In reality, any graph is an expander for some $\mu$. To be useful to solve problems of varying sizes however, we would like to have a family of graphs $\{G_N\}$ - one or more graphs for every possible number of nodes $N$ - such that the expansion $\mu$ is constant as $N$ increases. If this were not the case, we could imagine a scenario where for some problem of size $25$, we use an expander with expansion $3$, but for a problem instance of size $26$, we have access to a graph with expansion $1$. This just overcomplicates things, which is one reason we want constant expansion as $N$ increases.
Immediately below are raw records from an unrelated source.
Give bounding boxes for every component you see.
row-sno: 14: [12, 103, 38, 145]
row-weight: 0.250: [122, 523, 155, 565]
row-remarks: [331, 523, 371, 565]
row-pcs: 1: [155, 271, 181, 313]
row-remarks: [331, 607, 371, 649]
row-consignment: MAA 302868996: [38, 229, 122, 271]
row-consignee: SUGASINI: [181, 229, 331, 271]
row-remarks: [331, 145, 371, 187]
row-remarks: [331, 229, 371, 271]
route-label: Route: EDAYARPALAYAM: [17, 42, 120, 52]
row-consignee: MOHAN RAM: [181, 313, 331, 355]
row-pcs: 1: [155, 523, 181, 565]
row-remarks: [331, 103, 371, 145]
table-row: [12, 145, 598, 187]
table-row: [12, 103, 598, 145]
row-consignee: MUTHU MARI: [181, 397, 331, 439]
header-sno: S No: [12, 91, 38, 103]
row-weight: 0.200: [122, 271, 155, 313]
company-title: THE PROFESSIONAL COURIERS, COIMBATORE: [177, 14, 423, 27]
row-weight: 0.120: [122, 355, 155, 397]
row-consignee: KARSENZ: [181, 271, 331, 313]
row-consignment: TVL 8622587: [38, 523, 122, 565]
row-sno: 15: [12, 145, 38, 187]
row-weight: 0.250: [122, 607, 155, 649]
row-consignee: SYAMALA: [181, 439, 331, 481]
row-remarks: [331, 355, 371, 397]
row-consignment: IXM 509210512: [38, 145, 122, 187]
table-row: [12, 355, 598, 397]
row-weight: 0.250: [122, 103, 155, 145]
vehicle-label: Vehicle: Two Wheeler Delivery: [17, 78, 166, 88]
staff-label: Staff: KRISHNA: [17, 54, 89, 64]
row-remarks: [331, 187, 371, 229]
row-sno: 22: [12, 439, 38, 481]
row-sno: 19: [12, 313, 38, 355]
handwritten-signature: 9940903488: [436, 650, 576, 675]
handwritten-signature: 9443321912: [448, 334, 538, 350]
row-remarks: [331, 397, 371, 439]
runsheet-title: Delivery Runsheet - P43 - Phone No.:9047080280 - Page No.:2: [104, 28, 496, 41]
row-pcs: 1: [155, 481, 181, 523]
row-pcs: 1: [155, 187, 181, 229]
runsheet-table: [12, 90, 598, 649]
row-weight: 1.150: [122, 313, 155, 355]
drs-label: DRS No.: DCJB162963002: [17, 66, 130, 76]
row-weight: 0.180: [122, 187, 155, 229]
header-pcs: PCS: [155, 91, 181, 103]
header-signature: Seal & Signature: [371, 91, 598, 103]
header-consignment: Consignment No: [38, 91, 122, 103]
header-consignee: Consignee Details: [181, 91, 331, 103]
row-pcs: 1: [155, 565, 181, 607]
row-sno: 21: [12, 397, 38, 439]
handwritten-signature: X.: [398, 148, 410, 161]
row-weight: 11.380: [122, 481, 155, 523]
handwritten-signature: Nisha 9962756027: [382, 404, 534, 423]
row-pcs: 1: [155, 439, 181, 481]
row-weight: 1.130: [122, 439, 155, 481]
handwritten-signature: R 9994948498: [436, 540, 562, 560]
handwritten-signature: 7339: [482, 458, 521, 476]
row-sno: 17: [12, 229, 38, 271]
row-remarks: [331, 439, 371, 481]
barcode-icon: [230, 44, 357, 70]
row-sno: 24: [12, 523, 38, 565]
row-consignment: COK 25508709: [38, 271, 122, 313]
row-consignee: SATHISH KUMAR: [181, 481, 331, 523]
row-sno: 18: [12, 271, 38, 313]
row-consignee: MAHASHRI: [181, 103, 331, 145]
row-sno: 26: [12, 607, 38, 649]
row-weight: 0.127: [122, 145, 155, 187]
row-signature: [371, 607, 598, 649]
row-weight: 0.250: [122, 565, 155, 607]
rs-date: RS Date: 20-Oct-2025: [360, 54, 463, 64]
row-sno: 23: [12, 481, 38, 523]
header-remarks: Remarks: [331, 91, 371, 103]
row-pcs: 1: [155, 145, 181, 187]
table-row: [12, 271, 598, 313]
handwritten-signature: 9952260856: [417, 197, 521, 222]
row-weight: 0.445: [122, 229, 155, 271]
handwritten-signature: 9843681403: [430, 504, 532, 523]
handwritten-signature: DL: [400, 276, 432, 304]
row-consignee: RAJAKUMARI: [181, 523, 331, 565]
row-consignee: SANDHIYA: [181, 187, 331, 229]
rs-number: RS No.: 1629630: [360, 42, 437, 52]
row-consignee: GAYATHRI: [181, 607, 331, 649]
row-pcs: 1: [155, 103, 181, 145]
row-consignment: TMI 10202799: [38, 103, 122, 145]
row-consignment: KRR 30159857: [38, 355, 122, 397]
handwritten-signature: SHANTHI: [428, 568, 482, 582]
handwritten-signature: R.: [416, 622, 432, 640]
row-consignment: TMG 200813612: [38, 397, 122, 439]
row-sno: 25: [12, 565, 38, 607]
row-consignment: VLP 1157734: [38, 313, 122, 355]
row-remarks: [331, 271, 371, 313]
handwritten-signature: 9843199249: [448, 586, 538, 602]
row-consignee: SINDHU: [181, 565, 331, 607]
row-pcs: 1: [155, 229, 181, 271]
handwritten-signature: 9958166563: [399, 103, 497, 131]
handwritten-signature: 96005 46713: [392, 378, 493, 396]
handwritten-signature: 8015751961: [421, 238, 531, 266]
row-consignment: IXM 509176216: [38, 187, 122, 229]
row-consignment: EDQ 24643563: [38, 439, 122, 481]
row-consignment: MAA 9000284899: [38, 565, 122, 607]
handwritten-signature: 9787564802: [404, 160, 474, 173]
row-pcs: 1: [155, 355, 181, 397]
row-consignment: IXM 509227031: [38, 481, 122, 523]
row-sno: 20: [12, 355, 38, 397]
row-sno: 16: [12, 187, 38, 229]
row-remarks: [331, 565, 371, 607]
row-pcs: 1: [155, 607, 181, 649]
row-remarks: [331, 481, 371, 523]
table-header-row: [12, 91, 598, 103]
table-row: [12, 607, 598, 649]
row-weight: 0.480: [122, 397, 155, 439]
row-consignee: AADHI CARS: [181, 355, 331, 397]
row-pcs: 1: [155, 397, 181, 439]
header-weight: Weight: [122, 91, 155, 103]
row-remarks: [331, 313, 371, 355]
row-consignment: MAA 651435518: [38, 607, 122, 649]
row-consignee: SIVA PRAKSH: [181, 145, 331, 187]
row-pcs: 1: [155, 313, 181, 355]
If such an infinite family $\{G_N\}$ of $d$-regular graphs exist, then the following are equivalent:

For some $\mu > 0$, $G_N$ is an expander with expansion at least $\mu$;
For some $\Phi > 0$, the lazy walk on $G_N$ with a modified transition probability $M' = (M + I)/2$, has conductance at least $\Phi$;
For some $\delta > 0$, the lazy walk on $G_N$ has a spectral gap at least $\delta$.

It turns out, such families of graphs are very common and can be generated using random algorithms. Most random $d$-regular graphs are expanders. Few deterministic algorithms for generating expanders exist as of today (see Cayley graphs and the Zig Zag product).

Ultimately, expanders are very useful objects. They can be used to reduce the number of random bits needed to run certain algorithms and are useful constructs in some important proofs. There are many interesting aspects worthy of discussion, which unfortunately become too technical for a quick overview. Therefore, I'll leave them for a future post, for when the muse calls.

Paley 17 nodes — Figure 7: The Paley expander with 17 nodes. The two graphs are the same, but with different node layouts for better visualization of the connectivity.